Comme prévu, le gouvernement a fait voter son budget grâce à sa majorité parlementaire, qui tape sur le pupitre et vote comme un seul homme. La majorité a trouvé le budget intelligent et novateur, tandis que l’opposition le qualifiait de décevant ou de confetti. Comme c’est de plus en plus le cas au Parlement, il n’y a pas eu de véritable débat, chaque partie n’écoutant pas les arguments de l’adversaire sinon pour le dénigrer et le dénoncer.

En dehors de l’épisode touche la joue, la seule polémique aura été celle autour de la mesure autorisant le gouvernement à puiser dans les réserves de la Banque de Maurice pour éponger la dette nationale. L’opposition a présenté cette mesure comme une perte de l’indépendance de la Banque de Maurice. Le gouvernement a rétorqué que cette mesure avait été déjà prise dans le passé par deux anciens ministres des Finances, aujourd’hui dans l’opposition. Cette bruyante polémique a été marquée par le silence assourdissant du principal concerné, l’actuel gouverneur de la Banque de Maurice.

En effet, en dépit du fait que plusieurs anciens gouverneurs de la banque se sont exprimés sur cette question – deux étant contre et un résolument pour –, l’actuel responsable n’est pas intervenu dans la polémique. Est-ce pour marquer son indépendance en se situant au-dessus de la mêlée ou, comme le clame l’opposition, parce qu’il n’a pas son mot à dire et doit se contenter d’obéir aux instructions de la fameuse cuisine où, paraît-il, tout se déciderait désormais?

Le Premier ministre et son prédécesseur ont profité des discours du budget pour régler leurs comptes avec leurs principaux et éternels ennemis politiques – hors les périodes d’alliance –, Paul Bérenger et Navin Ramgoolam. L’ex-petit frère Pravind a fait le procès de son ex-grand frère Paul, lors des conclusions des débats consacrés au budget. Cela a suffi pour que des observateurs politiques décrètent que l’alliance MSM/MMM – dont les conditions se négociant discrètement avec les spécialistes es alliance de chaque parti: les fameux agwas – n’aboutira pas. Du coup, les autres partis, désespérément à la recherche d’une alliance,  ont poussé un ouf de soulagement. Ce même ouf a été poussé du côté de ceux à la candidature du MSM et du MMM qui, en cas de concrétisation d’alliance orange/mauve, auraient été privés de ticket. Allons-nous vers une lutte à trois qui permettrait enfin de mesurer le vrai poids électoral des principaux partis politiques locaux, comme le souhaitent beaucoup de Mauriciens? Évitons d’aller trop vite en besogne en rappelant qu’il reste encore de longues semaines avant les élections pendant lesquelles tout peut arriver.

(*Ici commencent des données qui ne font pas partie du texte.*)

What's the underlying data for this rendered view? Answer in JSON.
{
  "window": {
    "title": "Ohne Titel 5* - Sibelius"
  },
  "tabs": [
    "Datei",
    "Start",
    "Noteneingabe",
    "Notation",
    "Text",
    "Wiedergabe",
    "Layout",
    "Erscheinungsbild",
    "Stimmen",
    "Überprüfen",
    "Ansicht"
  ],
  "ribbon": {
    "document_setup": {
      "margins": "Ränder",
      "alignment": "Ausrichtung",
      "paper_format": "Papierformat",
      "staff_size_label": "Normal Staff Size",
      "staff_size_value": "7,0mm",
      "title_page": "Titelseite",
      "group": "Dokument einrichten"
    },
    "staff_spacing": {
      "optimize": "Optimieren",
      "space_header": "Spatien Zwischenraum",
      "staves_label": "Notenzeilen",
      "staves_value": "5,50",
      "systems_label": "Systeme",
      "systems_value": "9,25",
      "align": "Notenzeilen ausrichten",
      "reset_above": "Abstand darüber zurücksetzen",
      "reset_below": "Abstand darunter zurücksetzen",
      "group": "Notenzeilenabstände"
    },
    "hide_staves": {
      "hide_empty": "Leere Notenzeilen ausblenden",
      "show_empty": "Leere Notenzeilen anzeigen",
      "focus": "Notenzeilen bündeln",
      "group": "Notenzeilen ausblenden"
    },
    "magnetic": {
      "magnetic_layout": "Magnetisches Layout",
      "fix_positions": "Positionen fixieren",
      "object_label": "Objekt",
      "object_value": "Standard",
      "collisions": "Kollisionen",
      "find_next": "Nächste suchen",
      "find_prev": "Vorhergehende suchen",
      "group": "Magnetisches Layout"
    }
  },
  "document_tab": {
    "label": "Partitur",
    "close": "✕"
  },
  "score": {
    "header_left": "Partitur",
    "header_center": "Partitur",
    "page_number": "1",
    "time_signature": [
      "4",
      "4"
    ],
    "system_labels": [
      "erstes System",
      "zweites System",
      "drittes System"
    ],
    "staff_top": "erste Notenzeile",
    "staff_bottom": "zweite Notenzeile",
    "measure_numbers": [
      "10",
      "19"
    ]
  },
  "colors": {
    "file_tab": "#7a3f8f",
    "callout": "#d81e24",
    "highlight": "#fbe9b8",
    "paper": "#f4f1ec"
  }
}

Rappelons aussi que les partis politiques – et la majeure partie de leurs membres – sont convaincus de la nécessité d’une alliance pour remporter une élection et sont prêts à tout pour y parvenir. Plus ils s’insultent et plus ils se dénoncent, plus ils sont capables de conclure une alliance pour, évidemment, sauver le pays. Les dernières élections et les dernières alliances qualifiées, par ceux qui n’en faisaient pas partie, de contre-nature l’ont, une fois de plus, démontré.

Ces alliances font désormais partie intégrante du système électoral qui convient parfaitement aux partis politiques qui en ont maîtrisé, à leur profit, toutes les possibilités. C’est grâce à ce système que le pays est dirigé depuis l’indépendance par deux dynasties, trois partis politiques et leurs alliés et la nomenklatura – souvent interchangeable – qui l’accompagne. Pour donner le sentiment qu’ils sont contre ce système, qu’ils font tout pour maintenir en place, les partis, tous les partis, se sont à un moment ou un autre prononcés contre son maintien et pour sa modernisation.

Surtout quand ces partis sont dans l’opposition. Mais ils se sont, en même temps, ligués pour faire échouer toute tentative de réforme. Cela fait des années qu’on constitue des commissions qui produisent des recommandations pour réformer le système qui ne sont jamais appliquées. La seule possibilité de remise en cause de ce système réside dans les électeurs indécis qui représenteraient, selon les sondages, au moins un tiers de l’électorat. Il faudrait que cet électorat décide de voter pour les hommes plutôt que pour les partis suivant aveuglément la logique des alliances électorales. Mais il faut aussi se poser la question suivante: est-ce que les alliances auront sur leurs listes des candidats valables tranchant sur ceux que nous connaissons, ou est-ce que les lobbies nombreux et variés – une conséquence du système – auront réussi, une fois de plus, à faire mettre “zot dimoune” sur le liste des candidats pour que le système politique, en place depuis plus de 50 ans, perdure?